Now this time we actually use the IQRFilter instead of the RangeFilter. Also, we want to save reports about the filtering and the BoxPlots. To do this, we must specify a directory where we want the reports to be saved to using the report() method. When using the BasicPlus pipeline the report location is conveniently handled for us automatically.

[8]:
iqrfilter = IQRFilter()
iqrfilter.report("Example Results")

2.3 Assembling the pipeline and including the Filter

Now we are ready to assemble our pipeline again. We can simply reuse the setup from the first tutorial and add the filter between the DataReader’s read()-step and the Analyser’s pipe()-step.

[9]:
# now feed in our data

# we first deal with the normalisers 28S and actin
normalisers = reader.read(normaliser_files, replicates = reps, names = group_names)

# here we filter our data
normalisers = iqrfilter.pipe(normalisers)

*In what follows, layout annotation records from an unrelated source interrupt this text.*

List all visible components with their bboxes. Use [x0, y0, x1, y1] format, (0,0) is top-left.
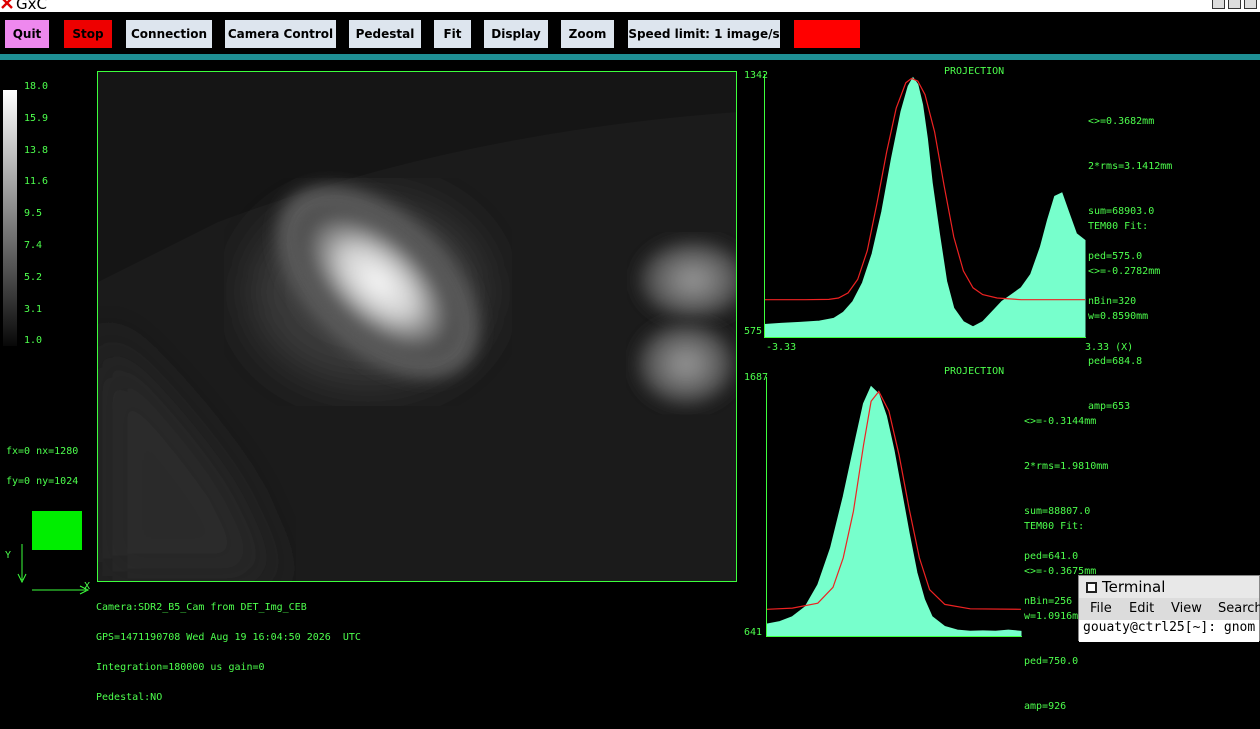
- terminal-titlebar[interactable]: Terminal: [1079, 576, 1259, 598]
- terminal-menu-edit[interactable]: Edit: [1129, 601, 1154, 616]
- fit-ped: ped=750.0: [1024, 656, 1079, 667]
- fit-ped: ped=684.8: [1088, 356, 1143, 367]
- terminal-prompt[interactable]: gouaty@ctrl25[~]: gnom: [1079, 620, 1259, 642]
- fx-nx-label: fx=0 nx=1280: [6, 446, 79, 457]
- integration-line: Integration=180000 us gain=0: [96, 662, 265, 673]
- camera-image-canvas: [98, 72, 736, 581]
- gps-line: GPS=1471190708 Wed Aug 19 16:04:50 2026 …: [96, 632, 361, 643]
- fit-mean: <>=-0.2782mm: [1088, 266, 1161, 277]
- axis-y-label: Y: [5, 550, 12, 561]
- projection-y-plot: [766, 377, 1022, 637]
- separator-bar: [0, 54, 1260, 60]
- close-button[interactable]: [1244, 0, 1257, 9]
- projection-x-ymin: 575: [744, 326, 763, 337]
- projection-y-title: PROJECTION: [944, 366, 1005, 377]
- fit-amp: amp=926: [1024, 701, 1067, 712]
- terminal-menu-search[interactable]: Search: [1218, 601, 1260, 616]
- speed-limit-button[interactable]: Speed limit: 1 image/s: [628, 20, 780, 48]
- connection-button[interactable]: Connection: [126, 20, 212, 48]
- colorbar-tick: 13.8: [24, 144, 49, 156]
- colorbar-tick: 15.9: [24, 112, 49, 124]
- histogram-area: [766, 385, 1022, 637]
- terminal-menubar: File Edit View Search: [1079, 598, 1260, 620]
- stat-rms: 2*rms=3.1412mm: [1088, 161, 1173, 172]
- camera-name-line: Camera:SDR2_B5_Cam from DET_Img_CEB: [96, 602, 307, 613]
- fit-title: TEM00 Fit:: [1088, 221, 1149, 232]
- colorbar-tick: 3.1: [24, 303, 43, 315]
- axis-x-label: X: [84, 581, 91, 592]
- terminal-menu-icon[interactable]: [1086, 582, 1097, 593]
- quit-button[interactable]: Quit: [5, 20, 49, 48]
- maximize-button[interactable]: [1228, 0, 1241, 9]
- fit-title: TEM00 Fit:: [1024, 521, 1085, 532]
- terminal-menu-file[interactable]: File: [1090, 601, 1112, 616]
- terminal-menu-view[interactable]: View: [1171, 601, 1202, 616]
- projection-y-ymax: 1687: [744, 372, 769, 383]
- pedestal-line: Pedestal:NO: [96, 692, 163, 703]
- projection-x-plot: [764, 74, 1086, 338]
- colorbar-tick: 9.5: [24, 208, 43, 220]
- display-button[interactable]: Display: [484, 20, 548, 48]
- camera-control-button[interactable]: Camera Control: [225, 20, 336, 48]
- status-indicator-button[interactable]: [794, 20, 860, 48]
- colorbar-tick: 5.2: [24, 271, 43, 283]
- minimize-button[interactable]: [1212, 0, 1225, 9]
- terminal-window[interactable]: Terminal File Edit View Search gouaty@ct…: [1078, 575, 1260, 642]
- projection-x-xmin: -3.33: [766, 342, 797, 353]
- fit-button[interactable]: Fit: [434, 20, 471, 48]
- stat-mean: <>=-0.3144mm: [1024, 416, 1097, 427]
- stat-rms: 2*rms=1.9810mm: [1024, 461, 1109, 472]
- pedestal-button[interactable]: Pedestal: [349, 20, 421, 48]
- terminal-title: Terminal: [1102, 578, 1166, 596]
- x-logo-icon: [1, 0, 13, 9]
- fit-w: w=0.8590mm: [1088, 311, 1149, 322]
- camera-info: Camera:SDR2_B5_Cam from DET_Img_CEB GPS=…: [96, 583, 361, 713]
- toolbar: Quit Stop Connection Camera Control Pede…: [0, 12, 1260, 54]
- colorbar-tick: 1.0: [24, 335, 43, 347]
- stat-mean: <>=0.3682mm: [1088, 116, 1155, 127]
- stop-button[interactable]: Stop: [64, 20, 112, 48]
- colorbar-tick: 7.4: [24, 240, 43, 251]
- colorbar: [3, 90, 17, 346]
- window-titlebar: GxC: [0, 0, 1260, 13]
- zoom-button[interactable]: Zoom: [561, 20, 614, 48]
- fy-ny-label: fy=0 ny=1024: [6, 476, 79, 487]
- projection-y-ymin: 641: [744, 627, 763, 638]
- camera-image[interactable]: [97, 71, 737, 582]
- histogram-area: [764, 76, 1086, 338]
- colorbar-tick: 11.6: [24, 176, 49, 188]
- colorbar-tick: 18.0: [24, 81, 49, 92]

# and now we compute Delta-Ct
normalisers = analyser.pipe(normalisers)

# and we do the same for our assays-of-interest of HNRPL and SRSF11
assays = reader.read(sample_files, replicates = reps, names = group_names)
assays = iqrfilter.pipe(assays)
assays = analyser.pipe(assays)

2.4 Generate the Filtering Summary

The Boxplots from filtering must be made after all the filtering is done (otherwise it wouldn’t be much of a summary). Therefore, we can call the filter’s plot() method at basically any point after we have finished with the last qpcr.Analyser-step. To do this all we need to call is:

[10]:
fig = iqrfilter.plot()
../_images/tutorials_3_filters_22_0.png

Note how this time the two figures actually show differences between pre- and post-filtered datasets. That is because the IQRFilter is not bound by the static +-1 range of the RangeFilter but will dynamically filter out according to the spread of the data.

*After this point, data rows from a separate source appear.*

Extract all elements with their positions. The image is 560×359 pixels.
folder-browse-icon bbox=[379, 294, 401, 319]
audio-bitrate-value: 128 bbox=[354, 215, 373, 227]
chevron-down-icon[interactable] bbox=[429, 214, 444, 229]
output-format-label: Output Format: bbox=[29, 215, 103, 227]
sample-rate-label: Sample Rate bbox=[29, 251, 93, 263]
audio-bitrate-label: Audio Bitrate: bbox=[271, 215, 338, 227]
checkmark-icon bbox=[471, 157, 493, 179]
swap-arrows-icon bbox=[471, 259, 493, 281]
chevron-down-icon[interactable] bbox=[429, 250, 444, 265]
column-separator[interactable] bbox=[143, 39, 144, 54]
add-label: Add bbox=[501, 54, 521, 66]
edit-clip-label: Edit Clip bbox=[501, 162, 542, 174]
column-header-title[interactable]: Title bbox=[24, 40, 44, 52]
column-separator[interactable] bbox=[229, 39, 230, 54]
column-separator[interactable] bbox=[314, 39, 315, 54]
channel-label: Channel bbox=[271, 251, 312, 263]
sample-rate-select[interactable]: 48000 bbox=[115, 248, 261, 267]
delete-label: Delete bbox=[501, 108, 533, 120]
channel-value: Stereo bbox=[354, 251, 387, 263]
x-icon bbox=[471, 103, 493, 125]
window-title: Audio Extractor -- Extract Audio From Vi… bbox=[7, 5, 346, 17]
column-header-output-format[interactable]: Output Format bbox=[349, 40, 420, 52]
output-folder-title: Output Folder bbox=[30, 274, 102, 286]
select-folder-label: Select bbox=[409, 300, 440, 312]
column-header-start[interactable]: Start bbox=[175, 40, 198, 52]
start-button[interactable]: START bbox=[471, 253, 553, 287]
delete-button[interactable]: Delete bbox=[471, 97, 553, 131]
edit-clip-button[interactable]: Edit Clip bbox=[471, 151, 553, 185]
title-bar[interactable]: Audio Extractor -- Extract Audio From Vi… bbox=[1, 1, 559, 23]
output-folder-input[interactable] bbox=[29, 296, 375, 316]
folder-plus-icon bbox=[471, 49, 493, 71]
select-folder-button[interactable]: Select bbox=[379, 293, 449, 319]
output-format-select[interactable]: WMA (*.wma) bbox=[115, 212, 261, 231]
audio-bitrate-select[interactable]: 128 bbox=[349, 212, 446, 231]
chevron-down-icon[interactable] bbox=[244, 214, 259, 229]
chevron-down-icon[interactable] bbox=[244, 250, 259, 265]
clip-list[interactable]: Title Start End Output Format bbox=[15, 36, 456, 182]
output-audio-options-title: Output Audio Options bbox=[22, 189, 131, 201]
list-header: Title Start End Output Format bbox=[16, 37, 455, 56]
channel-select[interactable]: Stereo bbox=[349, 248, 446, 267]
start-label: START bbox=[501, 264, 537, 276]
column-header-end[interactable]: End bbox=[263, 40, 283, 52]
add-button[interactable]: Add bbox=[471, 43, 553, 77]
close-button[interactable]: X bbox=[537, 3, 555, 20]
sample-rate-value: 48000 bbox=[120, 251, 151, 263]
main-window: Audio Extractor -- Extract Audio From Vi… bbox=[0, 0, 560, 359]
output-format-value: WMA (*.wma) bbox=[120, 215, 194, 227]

Then why are there “new outliers” in the Post-Filter Summary?? Well, we assemble a new Boxplot from the reduced data here, so the median and first and third quartiles will be re-calculated which may result in “new outliers” as the reference parameters have changed. However, this is just from the plotting method.

2.5 Finishing up

From here on it’s just business as usual to get the data from the analysis, just as in the first tutorial. Since this has nothing to do with the Filters per se, we will stop at this point.

You are now able to use the qpcr.Filters in both the pre-implemented BasicPlus pipeline and in your own manually assembled pipeline. Good job!